Survival wasn’t a choice—it was a necessity. And somehow, through it all, I refused to become what I came from.
I broke generational cycles. I built a career. I created a life for my children that looked nothing like the one I was given.
Then in 2020, I experienced a heartbreak no parent should ever endure—the loss of my oldest son.
His passing brought me to my knees. It changed me in ways I will never fully be able to explain.
But in the midst of that grief, I found something unexpected—community, support, and the understanding that grief and purpose can exist at the same time.
Then, at 49 years old, I was faced with another life-altering moment: an HIV diagnosis.
Those three letters shook me to my core. Not because I didn’t understand them—but because I never imagined they would belong to me.
I had already survived so much. But this was different. This was invisible. This was misunderstood. This was something people didn’t talk about—especially women like me.
With a complex cardiac history, I knew my journey to becoming undetectable would not be simple.
I chose to walk away from my surgical first assistant practice— not out of fear, but out of responsibility.
Protecting others mattered more.
Before advocacy, there was service
I did not lose my purpose.
I carried it into a new chapter.
Surgery wasn’t just a career—it was my identity, my discipline, my purpose. Walking away from it was one of the hardest decisions I have ever made.
But what I thought I was losing… was actually preparing me for something greater.
Because what I began to realize was this: the silence surrounding HIV was louder than the diagnosis itself.
I searched for someone who looked like me.
Someone who lived like me.
Someone who would say, “You’re going to be okay.”
But I couldn’t find her.
So I became her.
Bee HIV+ was created from that moment—not just as an organization, but as a response to the gap I experienced.
A gap in visibility.
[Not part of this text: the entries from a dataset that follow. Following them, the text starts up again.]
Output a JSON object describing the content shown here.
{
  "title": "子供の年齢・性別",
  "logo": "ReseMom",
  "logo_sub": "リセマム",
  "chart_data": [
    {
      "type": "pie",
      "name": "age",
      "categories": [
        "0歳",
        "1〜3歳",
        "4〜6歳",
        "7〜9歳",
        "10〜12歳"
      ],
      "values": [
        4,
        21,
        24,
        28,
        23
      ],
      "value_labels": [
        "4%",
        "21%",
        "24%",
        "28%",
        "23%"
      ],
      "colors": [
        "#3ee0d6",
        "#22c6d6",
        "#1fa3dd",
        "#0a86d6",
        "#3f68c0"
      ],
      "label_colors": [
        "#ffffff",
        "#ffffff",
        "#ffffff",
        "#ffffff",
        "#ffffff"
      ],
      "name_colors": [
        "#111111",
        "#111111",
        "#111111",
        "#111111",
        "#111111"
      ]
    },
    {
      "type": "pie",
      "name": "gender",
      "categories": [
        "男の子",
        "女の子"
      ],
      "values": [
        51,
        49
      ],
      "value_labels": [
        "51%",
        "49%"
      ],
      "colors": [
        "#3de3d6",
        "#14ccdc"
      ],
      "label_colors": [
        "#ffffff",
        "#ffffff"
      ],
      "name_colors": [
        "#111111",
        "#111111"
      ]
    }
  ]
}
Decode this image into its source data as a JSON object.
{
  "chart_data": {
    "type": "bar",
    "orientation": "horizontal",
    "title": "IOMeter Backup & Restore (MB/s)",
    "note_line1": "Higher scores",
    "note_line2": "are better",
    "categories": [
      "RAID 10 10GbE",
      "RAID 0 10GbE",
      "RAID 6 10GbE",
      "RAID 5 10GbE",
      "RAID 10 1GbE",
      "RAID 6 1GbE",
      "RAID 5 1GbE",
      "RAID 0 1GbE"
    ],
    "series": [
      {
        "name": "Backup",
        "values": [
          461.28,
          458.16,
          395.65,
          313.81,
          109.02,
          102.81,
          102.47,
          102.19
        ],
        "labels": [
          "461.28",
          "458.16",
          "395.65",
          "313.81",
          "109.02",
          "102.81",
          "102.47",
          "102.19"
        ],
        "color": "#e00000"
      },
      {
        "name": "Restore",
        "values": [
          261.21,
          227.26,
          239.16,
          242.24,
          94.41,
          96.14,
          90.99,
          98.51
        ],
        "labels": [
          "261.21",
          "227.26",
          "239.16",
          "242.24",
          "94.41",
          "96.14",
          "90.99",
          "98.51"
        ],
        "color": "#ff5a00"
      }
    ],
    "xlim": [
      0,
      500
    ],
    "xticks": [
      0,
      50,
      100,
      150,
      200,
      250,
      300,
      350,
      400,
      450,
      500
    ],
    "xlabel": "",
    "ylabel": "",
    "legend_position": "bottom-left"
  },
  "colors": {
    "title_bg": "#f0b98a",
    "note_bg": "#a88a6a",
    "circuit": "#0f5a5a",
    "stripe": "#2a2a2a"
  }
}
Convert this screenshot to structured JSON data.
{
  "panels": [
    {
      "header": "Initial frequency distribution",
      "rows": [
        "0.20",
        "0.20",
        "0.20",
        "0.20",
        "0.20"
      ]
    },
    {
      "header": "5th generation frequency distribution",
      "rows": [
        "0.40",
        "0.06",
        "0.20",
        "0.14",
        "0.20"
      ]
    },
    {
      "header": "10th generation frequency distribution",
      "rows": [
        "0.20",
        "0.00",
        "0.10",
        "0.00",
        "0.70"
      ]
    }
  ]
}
A gap in representation. A gap in honest conversation.
This work is about education. It’s about breaking stigma. It’s about creating a space where people can be seen, heard, and supported—without shame.
HIV does not define me—it has refined my purpose.
A symbol of awareness. A symbol of strength. A symbol of life.
Final Word
What was meant to silence me
became the very thing that gave me a voice.